D as sind geschützte Gewässer, du Idiot! Du versaust alles. Du versaust einfach alles!«
    Er schleuderte Harry gegen die Reling. Hielt ihn dort fest, und die Gischt spritzte dick auf, durchtränkte Harry, durchnässte seine Haare und lief ihm übers Gesicht. Und Harry wand sich, er zappelte und versuchte, von der Kante wegzukommen, bis Dad ihn so fest an den Haaren zog, dass er aufhörte.
    Die Augen schloss. Er schloss einfach die Augen.
    Und auf einmal hustete Jeff und spuckte Wasser, und als Miles zu ihm hinsah, lag er zusammengerollt auf der Seite und hustete wieder. Er war nicht tot. Aber Dad merkte es nicht. Er nahm keine Notiz davon. Sein Blick war auf Harry fixiert. Er starrte ihn weiter an. Und seine Hand ließ Harrys Haare los, fuhr nach unten zu der Angelschnur, die Harry um den Hals trug. Und er schloss die Hand um den Zahn des Weißen Hais.

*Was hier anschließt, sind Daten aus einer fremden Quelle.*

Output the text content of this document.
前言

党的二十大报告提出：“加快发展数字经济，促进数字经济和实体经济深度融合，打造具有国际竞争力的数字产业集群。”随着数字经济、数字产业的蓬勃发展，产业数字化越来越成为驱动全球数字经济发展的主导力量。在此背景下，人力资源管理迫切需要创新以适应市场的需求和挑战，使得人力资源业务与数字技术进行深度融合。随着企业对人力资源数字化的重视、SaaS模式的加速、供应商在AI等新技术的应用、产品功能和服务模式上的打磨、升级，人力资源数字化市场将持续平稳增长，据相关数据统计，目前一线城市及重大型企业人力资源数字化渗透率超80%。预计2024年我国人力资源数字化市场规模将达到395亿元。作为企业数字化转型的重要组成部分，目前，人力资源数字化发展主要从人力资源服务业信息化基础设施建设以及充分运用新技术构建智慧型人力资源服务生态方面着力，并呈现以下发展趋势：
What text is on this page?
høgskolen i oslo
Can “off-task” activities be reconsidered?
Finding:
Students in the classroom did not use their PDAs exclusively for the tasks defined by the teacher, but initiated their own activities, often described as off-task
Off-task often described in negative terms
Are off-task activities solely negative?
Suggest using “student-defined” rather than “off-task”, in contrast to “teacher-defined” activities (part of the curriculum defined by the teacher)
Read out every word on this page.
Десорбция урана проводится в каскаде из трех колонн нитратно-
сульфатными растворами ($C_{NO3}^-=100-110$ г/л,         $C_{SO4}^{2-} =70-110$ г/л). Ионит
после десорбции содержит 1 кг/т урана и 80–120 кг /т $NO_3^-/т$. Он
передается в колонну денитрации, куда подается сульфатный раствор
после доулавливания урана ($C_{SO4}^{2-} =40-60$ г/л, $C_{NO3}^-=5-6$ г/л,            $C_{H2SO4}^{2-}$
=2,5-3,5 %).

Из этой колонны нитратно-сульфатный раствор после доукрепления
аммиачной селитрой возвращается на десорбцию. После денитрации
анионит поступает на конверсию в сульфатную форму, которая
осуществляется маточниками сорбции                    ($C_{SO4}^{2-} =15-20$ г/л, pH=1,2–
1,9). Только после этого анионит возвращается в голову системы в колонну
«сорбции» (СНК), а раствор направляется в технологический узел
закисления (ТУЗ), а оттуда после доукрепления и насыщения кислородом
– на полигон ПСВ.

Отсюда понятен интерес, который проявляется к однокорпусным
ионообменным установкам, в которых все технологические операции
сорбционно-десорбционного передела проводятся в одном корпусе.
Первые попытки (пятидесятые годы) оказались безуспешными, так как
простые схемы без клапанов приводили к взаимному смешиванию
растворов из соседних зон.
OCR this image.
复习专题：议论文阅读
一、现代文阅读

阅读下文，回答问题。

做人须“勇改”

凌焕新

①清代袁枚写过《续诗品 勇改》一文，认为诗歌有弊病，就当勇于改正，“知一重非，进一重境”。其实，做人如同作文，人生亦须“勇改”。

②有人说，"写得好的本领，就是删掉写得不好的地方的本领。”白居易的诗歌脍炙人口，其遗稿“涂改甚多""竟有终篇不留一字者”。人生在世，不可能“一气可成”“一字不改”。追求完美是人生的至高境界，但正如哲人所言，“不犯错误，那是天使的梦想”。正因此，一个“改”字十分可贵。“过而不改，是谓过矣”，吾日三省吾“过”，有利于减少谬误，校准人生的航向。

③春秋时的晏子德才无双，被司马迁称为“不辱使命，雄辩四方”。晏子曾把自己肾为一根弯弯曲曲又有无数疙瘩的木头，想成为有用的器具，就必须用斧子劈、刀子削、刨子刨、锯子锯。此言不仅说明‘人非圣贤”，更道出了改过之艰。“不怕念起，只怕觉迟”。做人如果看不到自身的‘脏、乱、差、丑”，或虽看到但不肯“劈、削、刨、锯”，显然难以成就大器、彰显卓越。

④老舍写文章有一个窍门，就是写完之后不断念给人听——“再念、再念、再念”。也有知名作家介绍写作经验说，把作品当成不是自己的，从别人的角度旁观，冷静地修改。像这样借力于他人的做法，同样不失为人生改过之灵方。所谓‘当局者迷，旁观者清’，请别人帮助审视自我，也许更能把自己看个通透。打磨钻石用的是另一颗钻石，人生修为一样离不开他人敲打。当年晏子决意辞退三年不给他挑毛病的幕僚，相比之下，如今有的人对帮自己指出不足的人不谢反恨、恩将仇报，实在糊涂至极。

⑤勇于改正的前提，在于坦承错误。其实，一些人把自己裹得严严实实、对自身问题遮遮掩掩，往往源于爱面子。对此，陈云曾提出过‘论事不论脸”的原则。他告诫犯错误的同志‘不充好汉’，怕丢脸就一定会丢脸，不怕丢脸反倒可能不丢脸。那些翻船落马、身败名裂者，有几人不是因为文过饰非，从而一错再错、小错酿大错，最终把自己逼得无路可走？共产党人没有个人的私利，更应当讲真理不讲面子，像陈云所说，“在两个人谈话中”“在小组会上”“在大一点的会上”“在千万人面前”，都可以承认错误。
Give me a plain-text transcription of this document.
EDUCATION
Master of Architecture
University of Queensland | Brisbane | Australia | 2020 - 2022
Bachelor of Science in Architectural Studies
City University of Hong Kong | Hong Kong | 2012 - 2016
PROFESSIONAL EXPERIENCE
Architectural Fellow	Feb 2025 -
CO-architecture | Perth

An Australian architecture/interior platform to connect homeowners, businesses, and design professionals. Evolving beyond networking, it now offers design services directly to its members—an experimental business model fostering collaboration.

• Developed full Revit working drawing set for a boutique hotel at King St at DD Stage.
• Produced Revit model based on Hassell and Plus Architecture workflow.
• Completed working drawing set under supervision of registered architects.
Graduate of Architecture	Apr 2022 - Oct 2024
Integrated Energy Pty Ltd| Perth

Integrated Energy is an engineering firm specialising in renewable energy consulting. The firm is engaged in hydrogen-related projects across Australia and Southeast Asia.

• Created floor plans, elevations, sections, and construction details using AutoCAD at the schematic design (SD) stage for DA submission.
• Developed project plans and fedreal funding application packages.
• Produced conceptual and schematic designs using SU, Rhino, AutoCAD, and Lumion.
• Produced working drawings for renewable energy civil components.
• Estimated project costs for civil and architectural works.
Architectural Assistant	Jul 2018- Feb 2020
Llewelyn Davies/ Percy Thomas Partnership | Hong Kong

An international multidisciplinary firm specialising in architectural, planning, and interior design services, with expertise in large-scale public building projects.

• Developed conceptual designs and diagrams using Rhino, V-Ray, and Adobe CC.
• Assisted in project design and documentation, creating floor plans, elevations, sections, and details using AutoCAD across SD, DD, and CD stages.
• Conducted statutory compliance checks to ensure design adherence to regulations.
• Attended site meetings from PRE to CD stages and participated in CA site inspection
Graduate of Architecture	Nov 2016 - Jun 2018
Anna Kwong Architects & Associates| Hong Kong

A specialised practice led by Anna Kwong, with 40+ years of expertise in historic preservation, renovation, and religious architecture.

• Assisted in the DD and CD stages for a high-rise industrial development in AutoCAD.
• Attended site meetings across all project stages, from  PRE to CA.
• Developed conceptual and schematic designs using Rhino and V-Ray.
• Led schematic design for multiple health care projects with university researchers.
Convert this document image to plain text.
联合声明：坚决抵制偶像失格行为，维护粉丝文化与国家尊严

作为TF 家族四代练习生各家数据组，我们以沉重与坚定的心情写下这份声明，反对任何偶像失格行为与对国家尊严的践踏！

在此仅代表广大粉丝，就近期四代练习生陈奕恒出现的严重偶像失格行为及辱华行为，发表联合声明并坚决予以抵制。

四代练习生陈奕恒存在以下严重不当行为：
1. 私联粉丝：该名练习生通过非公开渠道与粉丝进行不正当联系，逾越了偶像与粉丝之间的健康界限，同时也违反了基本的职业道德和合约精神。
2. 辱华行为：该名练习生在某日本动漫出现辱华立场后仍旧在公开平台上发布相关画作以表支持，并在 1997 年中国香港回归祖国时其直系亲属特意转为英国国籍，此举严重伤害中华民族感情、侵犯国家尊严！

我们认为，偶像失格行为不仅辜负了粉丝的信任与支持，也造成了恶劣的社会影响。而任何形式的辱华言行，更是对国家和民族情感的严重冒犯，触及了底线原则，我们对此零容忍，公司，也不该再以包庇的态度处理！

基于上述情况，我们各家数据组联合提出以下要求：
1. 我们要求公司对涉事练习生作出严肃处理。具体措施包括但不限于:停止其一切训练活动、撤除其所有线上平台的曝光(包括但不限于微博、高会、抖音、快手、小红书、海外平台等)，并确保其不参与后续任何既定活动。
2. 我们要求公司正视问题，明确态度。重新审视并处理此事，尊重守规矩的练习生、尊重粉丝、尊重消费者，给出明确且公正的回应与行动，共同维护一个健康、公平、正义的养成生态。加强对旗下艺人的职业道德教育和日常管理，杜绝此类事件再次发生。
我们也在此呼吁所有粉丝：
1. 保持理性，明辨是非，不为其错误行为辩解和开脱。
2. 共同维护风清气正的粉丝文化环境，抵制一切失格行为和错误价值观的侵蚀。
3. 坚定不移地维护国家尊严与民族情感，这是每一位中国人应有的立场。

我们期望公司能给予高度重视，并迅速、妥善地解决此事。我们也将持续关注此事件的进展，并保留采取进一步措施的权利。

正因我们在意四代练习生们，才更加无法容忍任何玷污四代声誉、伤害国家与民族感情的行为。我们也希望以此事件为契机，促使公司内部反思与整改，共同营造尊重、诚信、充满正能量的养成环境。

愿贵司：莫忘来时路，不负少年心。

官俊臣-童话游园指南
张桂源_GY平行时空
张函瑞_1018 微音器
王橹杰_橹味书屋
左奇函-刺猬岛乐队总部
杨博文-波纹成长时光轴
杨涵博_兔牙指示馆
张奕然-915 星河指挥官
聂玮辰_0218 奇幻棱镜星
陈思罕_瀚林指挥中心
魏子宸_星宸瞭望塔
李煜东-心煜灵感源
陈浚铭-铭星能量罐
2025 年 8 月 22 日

    »Das ist seiner«, sagte er, und sein Gesicht wurde weiß. »Seiner.«
    Er ließ den Zahn los.
    »Sie ist weggegangen wegen ihm. Wegen dir.«
    Und dann passierte es. Etwas musste in Harry vorgegangen sein. Denn er machte die Augen auf, er sah Dad direkt in die Augen und sagte: »Das freut mich.«
    Jetzt geschah alles auf einmal.
    Miles sah die Welle; er sah, wie Dad Harry schubste. Und er rannte los, aber sein Bein blieb irgendwo hängen, etwas zog ihn herunter. Es war Jeff. Jeff war dicht bei ihm, alles Blut war aus seinem Gesicht gewichen.
    »Verdammt noch mal«, sagte er.
    Und das ganze Boot kippte. Ein Berg von Wasser schoss über die Ränder, fegte über das Deck, und Miles knallte gegen die Reling. Er hielt sich fest, hielt sich, bis das Boot sich wieder aufrichtete, bis das Wasser abfloss.
    Aber als er sich umdrehte, stand da bloß Dad.
    Harry war nicht da. Harry war nirgends.